Not all the pregnancies or cases of sexual activity are through violent assault.
"We recently got a report of an alleged rape that occurred during a party. On questioning the teenagers involved, we found out that the teenagers had consumed alcohol and then engaged in an orgy. It was then hard to pursue it as a case of defilement since only willing participants were involved," says Ms Ann Wangari, a CHV based in Sagana area within Kiambiu slum.
She says cases of sexual and gender-based violence are sometimes hampered by the fact that the survivors still live with their abusers.
“In some instances, we will process a case for prosecution and when the survivor goes back home, the abuser will threaten her with dire consequences if she dares pursue the matter further,” says Ms Wangari.
She says the CHVs are sometimes threatened with violence for daring to interfere with the abuser’s family affairs.
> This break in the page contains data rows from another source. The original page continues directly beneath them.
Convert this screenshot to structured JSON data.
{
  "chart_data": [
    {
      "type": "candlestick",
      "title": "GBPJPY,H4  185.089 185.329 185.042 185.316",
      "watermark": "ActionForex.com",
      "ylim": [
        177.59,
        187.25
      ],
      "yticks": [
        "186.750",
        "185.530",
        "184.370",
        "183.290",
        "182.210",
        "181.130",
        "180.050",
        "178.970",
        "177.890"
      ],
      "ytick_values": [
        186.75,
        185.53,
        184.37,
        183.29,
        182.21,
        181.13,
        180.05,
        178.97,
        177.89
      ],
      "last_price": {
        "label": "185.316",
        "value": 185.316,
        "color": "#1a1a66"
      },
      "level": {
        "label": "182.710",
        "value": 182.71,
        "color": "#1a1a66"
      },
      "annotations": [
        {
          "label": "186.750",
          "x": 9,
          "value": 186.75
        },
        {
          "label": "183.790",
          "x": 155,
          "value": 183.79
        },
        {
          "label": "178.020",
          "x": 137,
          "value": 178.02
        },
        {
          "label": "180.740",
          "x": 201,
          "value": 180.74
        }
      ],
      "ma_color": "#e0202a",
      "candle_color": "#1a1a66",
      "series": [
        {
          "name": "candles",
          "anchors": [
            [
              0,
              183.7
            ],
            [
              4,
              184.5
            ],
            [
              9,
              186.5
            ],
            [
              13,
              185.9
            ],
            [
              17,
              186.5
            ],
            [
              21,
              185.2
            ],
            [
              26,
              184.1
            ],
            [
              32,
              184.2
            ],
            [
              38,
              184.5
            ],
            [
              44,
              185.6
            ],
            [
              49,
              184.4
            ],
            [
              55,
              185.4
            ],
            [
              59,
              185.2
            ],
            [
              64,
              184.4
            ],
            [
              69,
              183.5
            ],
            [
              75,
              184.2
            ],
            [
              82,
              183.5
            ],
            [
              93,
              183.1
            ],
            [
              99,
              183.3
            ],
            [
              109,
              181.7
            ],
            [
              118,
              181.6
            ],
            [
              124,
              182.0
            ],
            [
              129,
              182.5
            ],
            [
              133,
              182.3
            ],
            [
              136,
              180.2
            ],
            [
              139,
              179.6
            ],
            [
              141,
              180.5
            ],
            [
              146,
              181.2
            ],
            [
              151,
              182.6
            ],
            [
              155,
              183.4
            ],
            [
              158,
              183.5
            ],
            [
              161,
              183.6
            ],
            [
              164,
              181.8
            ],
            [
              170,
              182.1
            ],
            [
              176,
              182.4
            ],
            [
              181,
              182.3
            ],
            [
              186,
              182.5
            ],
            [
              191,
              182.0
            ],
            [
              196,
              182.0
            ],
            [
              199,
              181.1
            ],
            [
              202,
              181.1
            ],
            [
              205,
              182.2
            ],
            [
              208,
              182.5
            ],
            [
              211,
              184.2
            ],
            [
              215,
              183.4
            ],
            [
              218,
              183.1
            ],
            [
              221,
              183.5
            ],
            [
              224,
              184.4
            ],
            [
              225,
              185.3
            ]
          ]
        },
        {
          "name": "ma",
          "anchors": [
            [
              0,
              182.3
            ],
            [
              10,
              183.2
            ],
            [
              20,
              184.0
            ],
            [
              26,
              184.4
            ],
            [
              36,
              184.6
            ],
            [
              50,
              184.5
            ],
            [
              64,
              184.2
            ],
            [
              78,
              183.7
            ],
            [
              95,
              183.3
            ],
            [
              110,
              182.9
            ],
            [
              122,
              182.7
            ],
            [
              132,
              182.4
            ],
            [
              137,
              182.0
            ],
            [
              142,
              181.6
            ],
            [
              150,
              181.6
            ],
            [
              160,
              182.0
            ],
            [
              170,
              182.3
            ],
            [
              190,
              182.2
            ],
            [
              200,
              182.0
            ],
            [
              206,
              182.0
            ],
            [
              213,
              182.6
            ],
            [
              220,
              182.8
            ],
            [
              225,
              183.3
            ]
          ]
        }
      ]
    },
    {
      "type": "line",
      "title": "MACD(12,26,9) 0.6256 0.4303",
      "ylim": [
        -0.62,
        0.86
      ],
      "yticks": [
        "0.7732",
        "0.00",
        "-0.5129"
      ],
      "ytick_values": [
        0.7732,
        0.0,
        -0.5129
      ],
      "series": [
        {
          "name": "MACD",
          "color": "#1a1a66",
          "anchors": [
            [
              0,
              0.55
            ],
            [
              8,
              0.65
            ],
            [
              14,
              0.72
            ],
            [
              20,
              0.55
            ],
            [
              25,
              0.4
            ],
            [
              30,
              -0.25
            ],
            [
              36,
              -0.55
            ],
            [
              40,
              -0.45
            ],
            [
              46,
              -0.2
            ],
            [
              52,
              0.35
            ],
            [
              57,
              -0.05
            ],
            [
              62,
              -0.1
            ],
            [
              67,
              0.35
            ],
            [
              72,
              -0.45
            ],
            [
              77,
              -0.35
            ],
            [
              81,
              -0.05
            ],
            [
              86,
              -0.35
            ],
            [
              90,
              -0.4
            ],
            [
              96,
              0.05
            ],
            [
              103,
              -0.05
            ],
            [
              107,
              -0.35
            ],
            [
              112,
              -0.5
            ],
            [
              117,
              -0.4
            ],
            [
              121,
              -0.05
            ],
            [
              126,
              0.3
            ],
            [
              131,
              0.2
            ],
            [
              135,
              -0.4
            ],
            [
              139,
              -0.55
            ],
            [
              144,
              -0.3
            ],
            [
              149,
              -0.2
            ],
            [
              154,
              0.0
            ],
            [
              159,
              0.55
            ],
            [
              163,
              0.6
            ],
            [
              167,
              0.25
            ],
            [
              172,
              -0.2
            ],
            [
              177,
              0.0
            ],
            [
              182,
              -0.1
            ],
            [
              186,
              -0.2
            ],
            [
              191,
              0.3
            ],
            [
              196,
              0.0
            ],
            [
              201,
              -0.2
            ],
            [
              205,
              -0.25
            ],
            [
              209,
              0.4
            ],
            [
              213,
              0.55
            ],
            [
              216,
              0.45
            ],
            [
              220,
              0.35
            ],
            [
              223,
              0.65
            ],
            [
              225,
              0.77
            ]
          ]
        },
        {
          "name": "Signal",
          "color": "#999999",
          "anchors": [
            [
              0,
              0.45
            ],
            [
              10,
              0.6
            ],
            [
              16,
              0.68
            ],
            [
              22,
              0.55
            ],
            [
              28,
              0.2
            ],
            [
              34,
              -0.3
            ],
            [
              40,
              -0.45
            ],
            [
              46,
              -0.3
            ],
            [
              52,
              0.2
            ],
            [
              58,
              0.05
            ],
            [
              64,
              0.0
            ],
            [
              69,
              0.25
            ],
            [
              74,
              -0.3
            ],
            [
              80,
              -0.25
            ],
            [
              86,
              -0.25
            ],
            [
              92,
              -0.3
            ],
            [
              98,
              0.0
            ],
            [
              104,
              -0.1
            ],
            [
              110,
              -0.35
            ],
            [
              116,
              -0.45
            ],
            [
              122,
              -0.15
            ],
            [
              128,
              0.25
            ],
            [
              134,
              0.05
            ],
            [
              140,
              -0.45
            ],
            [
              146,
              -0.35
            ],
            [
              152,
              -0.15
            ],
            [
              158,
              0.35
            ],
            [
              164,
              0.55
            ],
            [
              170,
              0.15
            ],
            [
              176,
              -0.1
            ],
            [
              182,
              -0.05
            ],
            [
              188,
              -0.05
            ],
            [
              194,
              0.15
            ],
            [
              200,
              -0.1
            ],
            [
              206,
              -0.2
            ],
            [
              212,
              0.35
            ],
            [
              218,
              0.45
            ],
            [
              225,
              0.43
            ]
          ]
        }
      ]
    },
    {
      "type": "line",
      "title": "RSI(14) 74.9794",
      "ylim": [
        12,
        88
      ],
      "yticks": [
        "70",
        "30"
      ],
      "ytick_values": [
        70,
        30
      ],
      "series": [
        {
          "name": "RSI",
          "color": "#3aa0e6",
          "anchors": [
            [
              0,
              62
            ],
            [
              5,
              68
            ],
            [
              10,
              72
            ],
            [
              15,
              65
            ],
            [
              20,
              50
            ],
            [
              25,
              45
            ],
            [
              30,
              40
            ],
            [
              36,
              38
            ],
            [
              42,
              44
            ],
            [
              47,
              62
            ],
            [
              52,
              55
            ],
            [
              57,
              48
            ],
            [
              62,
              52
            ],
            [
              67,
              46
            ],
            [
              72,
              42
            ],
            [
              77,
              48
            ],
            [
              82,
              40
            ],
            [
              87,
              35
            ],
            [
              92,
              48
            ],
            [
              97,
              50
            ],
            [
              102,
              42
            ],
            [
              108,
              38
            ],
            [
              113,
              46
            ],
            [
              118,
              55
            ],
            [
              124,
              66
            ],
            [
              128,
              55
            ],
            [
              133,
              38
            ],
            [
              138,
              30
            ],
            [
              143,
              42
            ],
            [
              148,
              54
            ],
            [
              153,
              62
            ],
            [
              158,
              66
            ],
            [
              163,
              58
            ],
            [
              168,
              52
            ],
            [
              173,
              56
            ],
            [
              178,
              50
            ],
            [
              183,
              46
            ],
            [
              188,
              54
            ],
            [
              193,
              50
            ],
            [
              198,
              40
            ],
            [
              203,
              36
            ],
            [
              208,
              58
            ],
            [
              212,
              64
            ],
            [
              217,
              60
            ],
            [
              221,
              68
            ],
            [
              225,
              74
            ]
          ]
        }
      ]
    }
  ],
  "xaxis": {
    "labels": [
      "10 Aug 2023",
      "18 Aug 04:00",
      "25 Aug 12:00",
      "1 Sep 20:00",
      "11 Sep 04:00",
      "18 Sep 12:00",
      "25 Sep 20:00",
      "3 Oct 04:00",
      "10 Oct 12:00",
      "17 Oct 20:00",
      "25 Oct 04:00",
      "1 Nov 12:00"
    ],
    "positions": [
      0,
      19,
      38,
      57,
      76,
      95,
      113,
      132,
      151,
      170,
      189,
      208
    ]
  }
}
“At times, the abusers will turn around and blame us for inciting their wives and then label us the troublemakers in their marriages. I have severally been threatened with violence for assisting survivors of domestic violence,” said Ms Wangari.
According to Faith Kabura of Concern Worldwide, the vice can be eliminated if all members of the community join hands to protect the teenagers, whom she terms vulnerable to sexual and physical violence.
“Our teens are vulnerable to being sexually exploited or violently defiled by scheming adults. Some will give in to advances because they are in need of money to buy sanitary pads, clothes and other items,” says the child rights activist, youth counsellor and CHV.
Concern Worldwide is currently carrying out a life skills counselling campaign among parents and teens in the informal settlement.
"I also talk to parents in the households I visit to encourage them to have conversations with their children regarding sex and the risk of teenage pregnancies and sexually transmitted infections," she says.
Ms Kabura says she has so far followed up the prosecution and sentencing of two defilement culprits this year.
"One of the suspects defiled a 12-year-old and is currently serving a 10 year sentence. The other one is awaiting sentencing. Success will not however, come overnight because many men hold onto age old beliefs and attitudes towards young girls, seeing them as easy prey. Progress is slow but we are slowly but surely turning the tide against the violation of minors,” she says.